Поскольку кодекс справедливости каждый обнаруживает в себе самом, то он и не требует специальной осведомленности в нем, – незнание правил справедливости действительно никого не оправдывает. Справедливы только те правила, незнание коих никого не оправдывало бы. Когда же «незнание закона не является оправданием» говорит писаный внешней властью закон, это похоже на предупреждение, что ты вступаешь на минное поле.

Справедливость, как и закон, стремится обойтись только крайними и всем понятными границами нашей свободы, внутри коих каждый волен оставаться добрым или злым, благородным или негодяем. Запреты вообще предпочтительней предписаний – первые только сужают сферу свободы, вторые сводят ее к точке. Таким образом, добро справедливостью не предписывается. Потому и для справедливости и для права – «что не запрещено, то разрешено» – к чему не придерешься, то и хорошо (справедливо). Близка к этому «презумпция невиновности» – «не пойман, не вор» (даже если вор). Не идеально, но лучше пусть будет так, чем чтобы вором можно было кого-то объявлять бездоказательно.

Как видно, все предыдущее демонстрировало скорее сходство справедливости и права, чем их различия. Но вот другой пример. Как только справедливость усмотрит что-то лучшее, чем то, во что она верила – так и применит «обратную силу». Ту самую, которой избегает закон. Ведь справедливость не кодифицирована и потому, если сама пожелает, вправе себе противоречить.

И последнее. Справедливость требует «око за око» (хорошо, что не два, что тоже было бы в общем справедливо, в порядке возмещения сверх ока еще и обиды) – так сказать, натуральный обмен. А в хорошем законе виноватый, все равно в грабеже, увечьях или убийстве, лишается только свободы на отмеренный срок – исключается на этот срок из игры. Вроде как футболист, «подковавший» соперника, не получает от судьи бутсой по лодыжке, а удаляется с поля. (Смертная казнь, конечно, предельно несправедлива, поскольку означает не игровое, а натуральное возмещение вреда.) Здесь «игровой» характер справедливости доведен до полной определенности.

Справедливость и мораль

1) Мораль традиционная или нормативная – стихийно сложившаяся интерпретация не чего иного как справедливости, хотя и а) некодифицированная или кодифицированная лишь отчасти (в религиозных заповедях и в определенных традициях-нравах данного народа), – но, в отличие от справедливости и подобно писаному закону, б) не реконструируемая каждым человеком самостоятельно для каждого отдельного случая (насколько такой отказ от реконструкции вообще возможен). Во всяком случае, принципы традиционной морали даны, как и следует из самого этого названия, а priori и сопротивляются учету всякого «posteriori»: «делай, что должен, и пусть будет, что будет». Стойкость в принципах, хотя бы и ведущая на практике к «непредсказуемым последствиям» – ее высшее достоинство. «Не нами заведено, не нами кончится» и т.д.

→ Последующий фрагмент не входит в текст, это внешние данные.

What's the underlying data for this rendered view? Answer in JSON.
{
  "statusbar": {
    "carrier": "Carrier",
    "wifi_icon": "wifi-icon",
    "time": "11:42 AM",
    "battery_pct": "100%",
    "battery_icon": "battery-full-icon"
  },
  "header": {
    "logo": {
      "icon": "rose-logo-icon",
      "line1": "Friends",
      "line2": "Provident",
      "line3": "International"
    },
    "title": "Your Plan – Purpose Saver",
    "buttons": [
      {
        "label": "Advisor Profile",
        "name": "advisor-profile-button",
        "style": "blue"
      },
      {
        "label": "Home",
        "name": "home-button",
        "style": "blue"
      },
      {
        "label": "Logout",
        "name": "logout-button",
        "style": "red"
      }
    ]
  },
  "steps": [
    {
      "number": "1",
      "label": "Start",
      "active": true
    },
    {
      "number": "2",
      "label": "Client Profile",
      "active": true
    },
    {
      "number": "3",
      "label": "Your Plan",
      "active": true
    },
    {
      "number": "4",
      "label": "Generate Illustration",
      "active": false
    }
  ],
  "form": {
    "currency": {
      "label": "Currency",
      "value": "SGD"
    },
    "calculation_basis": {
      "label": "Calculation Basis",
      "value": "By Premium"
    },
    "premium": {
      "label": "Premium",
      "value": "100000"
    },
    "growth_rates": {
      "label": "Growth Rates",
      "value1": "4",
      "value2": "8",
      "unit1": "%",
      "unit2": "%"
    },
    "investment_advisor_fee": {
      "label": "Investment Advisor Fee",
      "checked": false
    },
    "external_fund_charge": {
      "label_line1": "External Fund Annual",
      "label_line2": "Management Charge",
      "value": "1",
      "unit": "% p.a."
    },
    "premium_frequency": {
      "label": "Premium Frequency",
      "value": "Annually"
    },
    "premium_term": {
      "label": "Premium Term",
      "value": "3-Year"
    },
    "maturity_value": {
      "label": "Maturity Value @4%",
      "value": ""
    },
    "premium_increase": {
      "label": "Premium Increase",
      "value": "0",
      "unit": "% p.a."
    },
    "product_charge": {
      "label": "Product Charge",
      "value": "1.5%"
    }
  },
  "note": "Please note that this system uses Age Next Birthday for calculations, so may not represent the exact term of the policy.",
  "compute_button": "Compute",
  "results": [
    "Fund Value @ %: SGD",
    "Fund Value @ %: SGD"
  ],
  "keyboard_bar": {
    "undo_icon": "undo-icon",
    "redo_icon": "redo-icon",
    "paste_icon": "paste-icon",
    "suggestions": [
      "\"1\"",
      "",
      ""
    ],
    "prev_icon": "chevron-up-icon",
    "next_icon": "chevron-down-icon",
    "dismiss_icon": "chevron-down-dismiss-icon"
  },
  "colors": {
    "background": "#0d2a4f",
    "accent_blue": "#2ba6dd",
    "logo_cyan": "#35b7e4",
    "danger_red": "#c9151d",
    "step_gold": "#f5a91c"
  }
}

2) Мораль Канта (теория что называется знаковая) – рекомендующая человеку для решения каждой моральной задачи сначала самостоятельно сформулировать общий для всех закон, универсальную «максиму», по которой подобные задачи должны решаться, и затем самому поступать согласно этой максиме – это, как я уже говорил, сама справедливость и есть. Справедливость – но не мораль, во всяком случае не мораль Христа. Возможность получить, строго последовав какому-нибудь справедливому априорному правилу в нестандартной ситуации, ужасный и несправедливый «апостериорный» результат – например не солгать даже из человеколюбия, выдав невинную жертву преступнику в ответ на его прямой вопрос – в этом даже кантовский пафос. И это пафос именно справедливости с ее гордой древней максимой: «пусть сгинет мир, но справедливость восторжествует». Как будто бы в гибели мира могло состоять торжество справедливости, или столь ужасающая несправедливость, как гибель всего мира, могла стоить справедливого решения какой-нибудь одной частной проблемы.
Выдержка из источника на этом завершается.